С момента моего ареста со мной обращались как с врагом государства, несмотря на то, что федеральная прокуратура правильно заявила, что я был лишь «на задворках группы Баадера-Майнхоф». Однако социал-демократическая судебная система Гамбурга пошла на большие расходы и усилия ради этой роли в кулуарах. После моего ареста постоянное охранное патрулирование тюрьмы было усилено десятью людьми и двадцатью сторожевыми собаками, а внешние стены тюрьмы Хольстенгласис были так освещены прожекторами, что было светло как днем.
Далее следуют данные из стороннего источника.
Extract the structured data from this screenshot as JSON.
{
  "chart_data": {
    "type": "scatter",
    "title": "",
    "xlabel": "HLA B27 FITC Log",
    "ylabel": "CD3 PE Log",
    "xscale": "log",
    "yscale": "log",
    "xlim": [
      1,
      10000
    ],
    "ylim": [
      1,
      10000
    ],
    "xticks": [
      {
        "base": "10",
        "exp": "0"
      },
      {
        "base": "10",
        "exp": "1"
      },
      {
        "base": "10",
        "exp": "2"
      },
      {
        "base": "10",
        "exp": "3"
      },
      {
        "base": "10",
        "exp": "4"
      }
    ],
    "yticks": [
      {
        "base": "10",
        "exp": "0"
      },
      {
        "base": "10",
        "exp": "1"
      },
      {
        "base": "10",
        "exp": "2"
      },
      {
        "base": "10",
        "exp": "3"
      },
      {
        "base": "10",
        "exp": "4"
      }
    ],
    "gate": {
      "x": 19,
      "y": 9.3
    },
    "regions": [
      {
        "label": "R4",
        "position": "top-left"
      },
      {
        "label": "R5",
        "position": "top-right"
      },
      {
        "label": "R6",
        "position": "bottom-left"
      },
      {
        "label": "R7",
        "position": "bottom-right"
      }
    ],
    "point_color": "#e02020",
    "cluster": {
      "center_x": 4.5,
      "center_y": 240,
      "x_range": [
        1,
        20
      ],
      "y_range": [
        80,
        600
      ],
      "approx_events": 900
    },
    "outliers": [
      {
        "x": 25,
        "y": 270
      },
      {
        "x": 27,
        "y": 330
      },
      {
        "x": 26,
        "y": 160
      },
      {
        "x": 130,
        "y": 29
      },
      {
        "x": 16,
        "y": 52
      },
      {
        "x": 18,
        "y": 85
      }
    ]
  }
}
Законные власти оправдывали такие меры тем, что они должны были предотвратить мое освобождение с применением силы.
Директивы, изданные судьей по вопросам содержания под стражей, также означали, что после посещения моих адвокатов я должен был раздеться догола в присутствии двух надзирательниц, а затем подвергнуться личному досмотру. Во время этих действий я весь напрягся. Заставить меня раздеться должно было лишить меня достоинства и заставить подчиниться.
Я сосредоточился на том, чтобы сделать броню из своего лица, своей кожи, броню, которая отражала бы все их взгляды. Внешне я оставалась холодной и жесткой, а внутренне собирала все свои силы для самозащиты. Для женщин-надзирательниц в Гамбурге также было в новинку ежедневно проводить личный досмотр пнсонера. Некоторые из них стыдились и старались не смотреть на меня. Мне пришлось терпеть это унижение в течение нескольких недель, пока окружной суд не отменил это решение.
Уже через несколько дней после ареста я получил свою первую почту. Многие письма приходили от людей, которых я совсем не знал. Инцидент с удушением перед камерами на следующий день после моего ареста вызвал ожесточенные общественные дебаты о том, как далеко может зайти полиция, о нарушениях человеческого достоинства и конституционного верховенства закона. Во многих письмах люди свидетельствовали о своем возмущении и солидарности. Отдельные лица, адвокаты и группы выдвигали обвинения. Заместитель министра юстиции земли Северный Рейн — Вестфалия Ульрих Клуг назвал все произошедшее «жестоким актом полицейского насилия», и многие ему аплодировали. Один человек, работавший в порту Гамбурга, обвинил главного суперинтенданта в использовании «методов гестапо», за что через несколько месяцев был оштрафован за клевету. Я также получал письма, в которых люди выражали свое уважение к тем, кто начал вооруженную борьбу.